As residents of Saskatchewan, we have all shared the hardships of the pandemic — social disruption, travel restrictions, isolation, compromised mental well-being, and relationship stress. If you have COVID-19 and you spread it, on average you will give it to two people. If they spread it, then it spreads again, again and again, then 32 people will have the virus. Five will need significant medical care with possible life-support and one will die, connected to you by this spread. You can spread COVID-19 with minimal or no symptoms.1

As health-care workers, we are privileged to serve. We have an obligation to the people of Saskatchewan and Canada; we swore an oath to deliver the care that you deserve. We hear about numbers of ventilators or lack of oxygen supply, but health-care workers are also limited, too. There are less than 30 ICU doctors in this province. We are few.

We worry that we will be thinly stretched; we worry that we will break.

Concern is reflected on the faces of my colleagues. With this COVID-19 surge in December, we are afraid that there will be too much work, that we will fatigue and burn out. We worry that we will be thinly stretched; we worry that we will break. We fear that we will not be able to provide the care that the people of Saskatchewan deserve. We are few.

What happens if there are not enough trained critical-care health workers? One strategy is to stretch resources. Nursing care would no longer be one nurse to one patient; ICU physicians would guide physicians redeployed from other areas to deliver bedside care. We would lower the intensity and quality of care across all ICU patients to manage more patients. We are few.

Next, care could be rationed. 2 Decisions would be made as to who would receive advanced care and who would not. This rationing would not be done by individuals but by committees based on ethical principles judging survival chances and years of life lost.

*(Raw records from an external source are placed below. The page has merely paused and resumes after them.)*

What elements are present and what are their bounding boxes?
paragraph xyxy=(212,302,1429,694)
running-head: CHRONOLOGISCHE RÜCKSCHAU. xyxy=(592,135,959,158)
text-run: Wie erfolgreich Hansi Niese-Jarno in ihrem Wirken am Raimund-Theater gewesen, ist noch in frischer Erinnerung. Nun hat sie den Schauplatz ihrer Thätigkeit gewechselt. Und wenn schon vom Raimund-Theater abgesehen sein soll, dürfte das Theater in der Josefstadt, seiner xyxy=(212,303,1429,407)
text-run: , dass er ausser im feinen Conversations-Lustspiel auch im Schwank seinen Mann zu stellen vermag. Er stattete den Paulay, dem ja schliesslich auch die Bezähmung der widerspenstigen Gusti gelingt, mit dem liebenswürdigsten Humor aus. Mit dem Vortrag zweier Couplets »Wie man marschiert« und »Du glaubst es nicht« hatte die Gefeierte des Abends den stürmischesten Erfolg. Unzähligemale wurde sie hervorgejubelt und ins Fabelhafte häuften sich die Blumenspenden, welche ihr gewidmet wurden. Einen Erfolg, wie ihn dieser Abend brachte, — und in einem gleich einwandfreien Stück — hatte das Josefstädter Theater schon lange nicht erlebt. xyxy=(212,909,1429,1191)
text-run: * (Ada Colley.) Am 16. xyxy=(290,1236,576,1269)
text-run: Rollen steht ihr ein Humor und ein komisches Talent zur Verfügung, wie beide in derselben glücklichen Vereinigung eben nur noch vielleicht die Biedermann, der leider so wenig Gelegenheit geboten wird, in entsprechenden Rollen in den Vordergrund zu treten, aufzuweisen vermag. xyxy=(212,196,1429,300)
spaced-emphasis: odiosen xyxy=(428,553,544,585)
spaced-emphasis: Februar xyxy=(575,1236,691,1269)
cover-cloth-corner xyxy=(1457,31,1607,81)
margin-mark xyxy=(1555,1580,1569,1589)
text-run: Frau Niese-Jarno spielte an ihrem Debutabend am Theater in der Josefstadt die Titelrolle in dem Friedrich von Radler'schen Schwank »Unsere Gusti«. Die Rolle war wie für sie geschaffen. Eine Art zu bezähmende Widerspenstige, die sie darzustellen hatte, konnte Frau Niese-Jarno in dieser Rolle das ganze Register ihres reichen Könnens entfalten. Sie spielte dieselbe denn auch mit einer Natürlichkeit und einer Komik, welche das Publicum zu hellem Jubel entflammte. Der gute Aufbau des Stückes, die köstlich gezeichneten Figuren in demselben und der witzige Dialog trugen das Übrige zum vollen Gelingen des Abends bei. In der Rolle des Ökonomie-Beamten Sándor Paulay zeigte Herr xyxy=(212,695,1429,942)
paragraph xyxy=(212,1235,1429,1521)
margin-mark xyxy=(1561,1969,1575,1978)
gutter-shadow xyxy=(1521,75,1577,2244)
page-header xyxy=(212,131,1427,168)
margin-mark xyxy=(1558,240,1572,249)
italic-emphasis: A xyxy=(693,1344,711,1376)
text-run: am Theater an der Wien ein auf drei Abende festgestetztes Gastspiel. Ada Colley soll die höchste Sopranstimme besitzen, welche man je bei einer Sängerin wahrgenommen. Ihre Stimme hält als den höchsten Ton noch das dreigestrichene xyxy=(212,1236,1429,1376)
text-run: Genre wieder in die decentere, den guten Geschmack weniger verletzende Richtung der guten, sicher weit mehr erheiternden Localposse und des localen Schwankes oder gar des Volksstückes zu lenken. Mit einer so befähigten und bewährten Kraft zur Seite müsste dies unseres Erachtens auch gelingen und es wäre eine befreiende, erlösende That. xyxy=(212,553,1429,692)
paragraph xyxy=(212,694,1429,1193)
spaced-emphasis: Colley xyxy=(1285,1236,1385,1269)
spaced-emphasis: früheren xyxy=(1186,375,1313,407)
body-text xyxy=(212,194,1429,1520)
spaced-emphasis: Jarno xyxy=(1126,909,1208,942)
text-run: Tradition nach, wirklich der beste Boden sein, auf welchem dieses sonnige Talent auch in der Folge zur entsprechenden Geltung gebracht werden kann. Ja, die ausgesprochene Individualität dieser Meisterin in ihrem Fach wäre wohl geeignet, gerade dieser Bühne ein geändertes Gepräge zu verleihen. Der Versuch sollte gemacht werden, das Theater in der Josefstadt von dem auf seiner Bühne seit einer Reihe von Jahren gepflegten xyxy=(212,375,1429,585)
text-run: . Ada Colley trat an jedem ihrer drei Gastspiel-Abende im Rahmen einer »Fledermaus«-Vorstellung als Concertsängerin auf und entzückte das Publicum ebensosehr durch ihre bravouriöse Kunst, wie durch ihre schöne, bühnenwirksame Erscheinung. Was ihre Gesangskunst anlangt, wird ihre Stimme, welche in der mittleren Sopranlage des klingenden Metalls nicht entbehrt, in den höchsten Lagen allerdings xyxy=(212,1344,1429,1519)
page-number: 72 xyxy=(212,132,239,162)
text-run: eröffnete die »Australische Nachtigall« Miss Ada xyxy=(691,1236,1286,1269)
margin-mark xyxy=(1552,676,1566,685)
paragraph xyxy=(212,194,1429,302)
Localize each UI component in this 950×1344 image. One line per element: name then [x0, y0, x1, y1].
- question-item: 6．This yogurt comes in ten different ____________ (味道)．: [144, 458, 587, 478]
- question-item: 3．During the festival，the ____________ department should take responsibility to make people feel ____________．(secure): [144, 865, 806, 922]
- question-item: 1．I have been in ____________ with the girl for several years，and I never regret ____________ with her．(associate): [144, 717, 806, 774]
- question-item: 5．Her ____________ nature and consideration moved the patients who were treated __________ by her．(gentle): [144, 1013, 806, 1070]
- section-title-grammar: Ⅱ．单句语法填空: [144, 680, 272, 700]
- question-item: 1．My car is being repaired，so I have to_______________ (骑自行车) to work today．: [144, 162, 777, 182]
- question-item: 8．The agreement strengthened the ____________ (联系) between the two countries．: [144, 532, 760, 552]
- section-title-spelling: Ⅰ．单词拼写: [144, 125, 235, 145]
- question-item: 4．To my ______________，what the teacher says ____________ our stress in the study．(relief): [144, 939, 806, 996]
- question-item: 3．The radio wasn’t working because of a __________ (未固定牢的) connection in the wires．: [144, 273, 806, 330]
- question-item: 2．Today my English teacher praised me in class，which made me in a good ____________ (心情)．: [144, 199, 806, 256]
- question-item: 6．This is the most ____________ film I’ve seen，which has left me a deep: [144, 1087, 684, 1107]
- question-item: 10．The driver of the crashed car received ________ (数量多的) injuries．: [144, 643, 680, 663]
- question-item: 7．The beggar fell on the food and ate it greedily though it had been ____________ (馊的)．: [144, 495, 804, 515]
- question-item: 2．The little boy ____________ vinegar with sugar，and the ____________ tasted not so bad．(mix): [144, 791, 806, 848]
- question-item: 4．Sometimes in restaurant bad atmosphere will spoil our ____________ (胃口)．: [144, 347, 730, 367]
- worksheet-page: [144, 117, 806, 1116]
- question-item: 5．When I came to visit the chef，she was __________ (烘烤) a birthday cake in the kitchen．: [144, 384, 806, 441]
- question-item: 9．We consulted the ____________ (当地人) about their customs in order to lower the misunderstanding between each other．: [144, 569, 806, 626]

Early in the pandemic, it was said that if COVID-19 rationing is needed, physicians would have difficult decisions to make. Actually, it is our collective decision as people of Saskatchewan - how we socially distance and wear our masks over our noses, how we quarantine if exposed, how we isolate if infected. Any rationing of care would be the consequence and sum of our individual actions. We, the people of Saskatchewan, would be responsible.

As COVID-19 continues into the holiday season, it is hard to see the impact of our individual actions. We may become numb. We should each ask ourselves not what our province should do for us, but rather what we can do for our fellow residents of the province.

This is the season of generosity, of friends, family and of companionship. Give of yourself now; be generous in spirit by protecting strangers and friends; be kind thorough distancing, limiting your bubble and following the guidelines of the Chief Medical Health Officer. See a future of hope by separating now. Give of yourself, so there is a future for all of us.


1 These estimates are based on open source data with a reproducibility number of 2 (Reproducibility number for Saskatchewan has been estimated to be 2 at times in the fall of 2020 around Thanksgiving and at publication to be around 1.5 ( and a case mortality rate of 2.9% for Canada ( ).